Dans le domaine militaire, il faudra atteindre trois objectifs. D’abord, appuyer la mission de l’Union Africaine en Somalie qui soutient militairement le gouvernement transitoire somalien, ce qui n’est pas simple. Ensuite, renforcer la coopération maritime régionale en aidant les États riverains de l’océan Indien à prendre en main la police de la mer. Enfin, soutenir le gouvernement légitime somalien en assistant ses forces de sécurité.

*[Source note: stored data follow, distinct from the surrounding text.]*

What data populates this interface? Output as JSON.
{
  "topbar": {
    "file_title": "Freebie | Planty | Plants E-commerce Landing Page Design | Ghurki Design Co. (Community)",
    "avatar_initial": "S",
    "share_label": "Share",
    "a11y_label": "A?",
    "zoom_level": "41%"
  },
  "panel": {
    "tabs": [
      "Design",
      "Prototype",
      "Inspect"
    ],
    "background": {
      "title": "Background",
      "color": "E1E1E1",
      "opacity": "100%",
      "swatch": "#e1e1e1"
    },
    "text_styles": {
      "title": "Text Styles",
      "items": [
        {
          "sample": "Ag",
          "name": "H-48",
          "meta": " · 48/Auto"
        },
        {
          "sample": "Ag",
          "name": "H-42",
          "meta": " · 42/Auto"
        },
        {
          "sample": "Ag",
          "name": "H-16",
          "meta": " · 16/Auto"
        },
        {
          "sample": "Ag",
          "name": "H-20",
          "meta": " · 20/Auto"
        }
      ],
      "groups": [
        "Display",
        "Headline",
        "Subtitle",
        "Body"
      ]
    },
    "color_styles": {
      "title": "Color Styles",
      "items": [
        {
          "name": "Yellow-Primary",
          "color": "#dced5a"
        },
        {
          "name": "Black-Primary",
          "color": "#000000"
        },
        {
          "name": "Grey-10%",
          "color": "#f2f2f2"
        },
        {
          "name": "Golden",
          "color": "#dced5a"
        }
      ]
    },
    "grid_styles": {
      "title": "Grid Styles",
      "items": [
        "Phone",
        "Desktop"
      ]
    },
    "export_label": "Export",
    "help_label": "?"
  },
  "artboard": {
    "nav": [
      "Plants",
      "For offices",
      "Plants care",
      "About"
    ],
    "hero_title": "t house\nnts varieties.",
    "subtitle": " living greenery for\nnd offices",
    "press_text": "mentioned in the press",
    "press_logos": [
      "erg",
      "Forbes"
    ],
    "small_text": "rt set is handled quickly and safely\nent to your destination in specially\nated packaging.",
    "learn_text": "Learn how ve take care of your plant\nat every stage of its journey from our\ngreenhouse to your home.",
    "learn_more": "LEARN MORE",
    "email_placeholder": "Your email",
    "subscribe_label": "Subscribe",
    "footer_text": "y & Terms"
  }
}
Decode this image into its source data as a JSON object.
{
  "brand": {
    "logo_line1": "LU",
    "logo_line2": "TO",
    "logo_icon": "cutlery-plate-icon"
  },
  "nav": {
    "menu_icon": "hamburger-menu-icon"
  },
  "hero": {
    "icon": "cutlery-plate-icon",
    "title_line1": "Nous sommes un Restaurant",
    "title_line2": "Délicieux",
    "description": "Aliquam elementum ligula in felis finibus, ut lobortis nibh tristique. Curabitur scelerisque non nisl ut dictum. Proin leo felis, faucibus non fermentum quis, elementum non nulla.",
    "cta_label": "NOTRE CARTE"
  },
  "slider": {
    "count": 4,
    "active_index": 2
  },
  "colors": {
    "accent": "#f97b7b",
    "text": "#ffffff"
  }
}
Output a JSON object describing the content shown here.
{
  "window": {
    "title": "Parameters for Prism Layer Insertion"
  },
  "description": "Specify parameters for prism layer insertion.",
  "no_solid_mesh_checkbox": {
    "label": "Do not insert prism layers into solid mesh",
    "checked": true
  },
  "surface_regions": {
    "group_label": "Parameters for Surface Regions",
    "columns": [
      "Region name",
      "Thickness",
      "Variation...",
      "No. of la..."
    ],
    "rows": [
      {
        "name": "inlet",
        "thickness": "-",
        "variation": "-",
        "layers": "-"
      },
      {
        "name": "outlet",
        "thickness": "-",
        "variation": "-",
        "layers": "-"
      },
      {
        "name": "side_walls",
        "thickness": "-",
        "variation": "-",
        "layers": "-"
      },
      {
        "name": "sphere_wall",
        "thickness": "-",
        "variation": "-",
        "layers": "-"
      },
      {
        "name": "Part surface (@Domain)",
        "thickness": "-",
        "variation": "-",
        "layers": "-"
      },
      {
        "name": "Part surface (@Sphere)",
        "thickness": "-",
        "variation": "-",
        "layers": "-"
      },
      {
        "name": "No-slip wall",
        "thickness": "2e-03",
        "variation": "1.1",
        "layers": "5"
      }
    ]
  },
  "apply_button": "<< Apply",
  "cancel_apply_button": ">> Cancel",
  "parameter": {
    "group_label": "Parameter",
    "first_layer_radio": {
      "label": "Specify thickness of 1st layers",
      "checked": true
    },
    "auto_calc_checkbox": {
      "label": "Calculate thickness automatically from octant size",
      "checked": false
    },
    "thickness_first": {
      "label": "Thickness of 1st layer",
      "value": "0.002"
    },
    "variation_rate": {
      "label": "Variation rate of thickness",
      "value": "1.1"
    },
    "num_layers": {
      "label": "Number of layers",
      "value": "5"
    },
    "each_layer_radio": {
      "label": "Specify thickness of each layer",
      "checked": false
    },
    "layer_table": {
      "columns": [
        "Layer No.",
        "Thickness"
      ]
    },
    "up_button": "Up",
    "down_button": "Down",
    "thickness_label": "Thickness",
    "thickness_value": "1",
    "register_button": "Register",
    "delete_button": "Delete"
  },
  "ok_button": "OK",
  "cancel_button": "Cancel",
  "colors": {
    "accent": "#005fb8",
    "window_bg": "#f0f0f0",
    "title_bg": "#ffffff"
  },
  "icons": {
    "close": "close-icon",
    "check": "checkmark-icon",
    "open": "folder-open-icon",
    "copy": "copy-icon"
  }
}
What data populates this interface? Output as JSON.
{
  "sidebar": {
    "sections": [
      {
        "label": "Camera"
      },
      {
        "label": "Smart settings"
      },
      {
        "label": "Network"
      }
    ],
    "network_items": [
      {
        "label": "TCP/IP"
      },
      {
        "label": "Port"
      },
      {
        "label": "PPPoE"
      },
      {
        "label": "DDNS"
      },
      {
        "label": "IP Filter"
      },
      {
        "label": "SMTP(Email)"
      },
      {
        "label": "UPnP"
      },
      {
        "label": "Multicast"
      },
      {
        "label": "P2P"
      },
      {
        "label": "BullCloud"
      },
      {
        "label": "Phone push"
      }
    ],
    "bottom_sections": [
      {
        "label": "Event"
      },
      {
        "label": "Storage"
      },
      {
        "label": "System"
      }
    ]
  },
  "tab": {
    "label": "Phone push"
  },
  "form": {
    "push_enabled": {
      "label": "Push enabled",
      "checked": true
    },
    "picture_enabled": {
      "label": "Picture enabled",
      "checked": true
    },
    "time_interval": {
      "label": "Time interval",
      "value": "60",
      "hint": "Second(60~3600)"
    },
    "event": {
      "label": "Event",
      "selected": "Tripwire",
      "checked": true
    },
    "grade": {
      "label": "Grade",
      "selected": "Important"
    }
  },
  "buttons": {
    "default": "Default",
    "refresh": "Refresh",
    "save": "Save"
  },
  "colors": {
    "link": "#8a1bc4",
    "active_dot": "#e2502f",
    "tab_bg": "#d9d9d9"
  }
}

Au-delà, notre engagement contre la piraterie doit nous amener à une réflexion sur notre engagement humanitaire. Déployons la même énergie, les mêmes moyens et la même détermination pour mettre fin à la catastrophe humanitaire somalienne. Concrètement, assistons les agences humanitaires, et tout particulièrement le Programme alimentaire mondial, pour qu’elles puissent revenir en Somalie et remplir leur mission sans mettre en danger la vie de leurs agents. Près de 3,5 millions de personnes, soit un tiers de la population du pays, en ont besoin pour survivre.
Comme mon collègue Denis Badré l’a dit, lors du débat sur la piraterie maritime organisé le 28 avril dernier par l’Assemblée parlementaire du Conseil de l’Europe, « nous avons la démonstration, une fois encore, que l’État de droit, la démocratie et les droits de l’homme constituent la meilleure réponse à l’insécurité ».
Mes chers collègues, notre plein engagement, et celui de la communauté internationale, pour restaurer l’état de droit et mettre fin à la tragédie humanitaire en Somalie est urgent. C’est aussi la seule solution pour éradiquer durablement la piraterie en mer.
Je suis désolé pour mes collègues, car c’est un texte juridique et je l’ai entendu d’un point de vue plus général. Mais je crois que, au sein d’une assemblée parlementaire, il est nécessaire, monsieur le secrétaire d’État, que nous puissions éclairer à la lumière d’une approche plus vaste le texte juridique que vous nous proposez. (Applaudissements sur les travées de l’Union centriste et sur plusieurs travées de l’UMP.)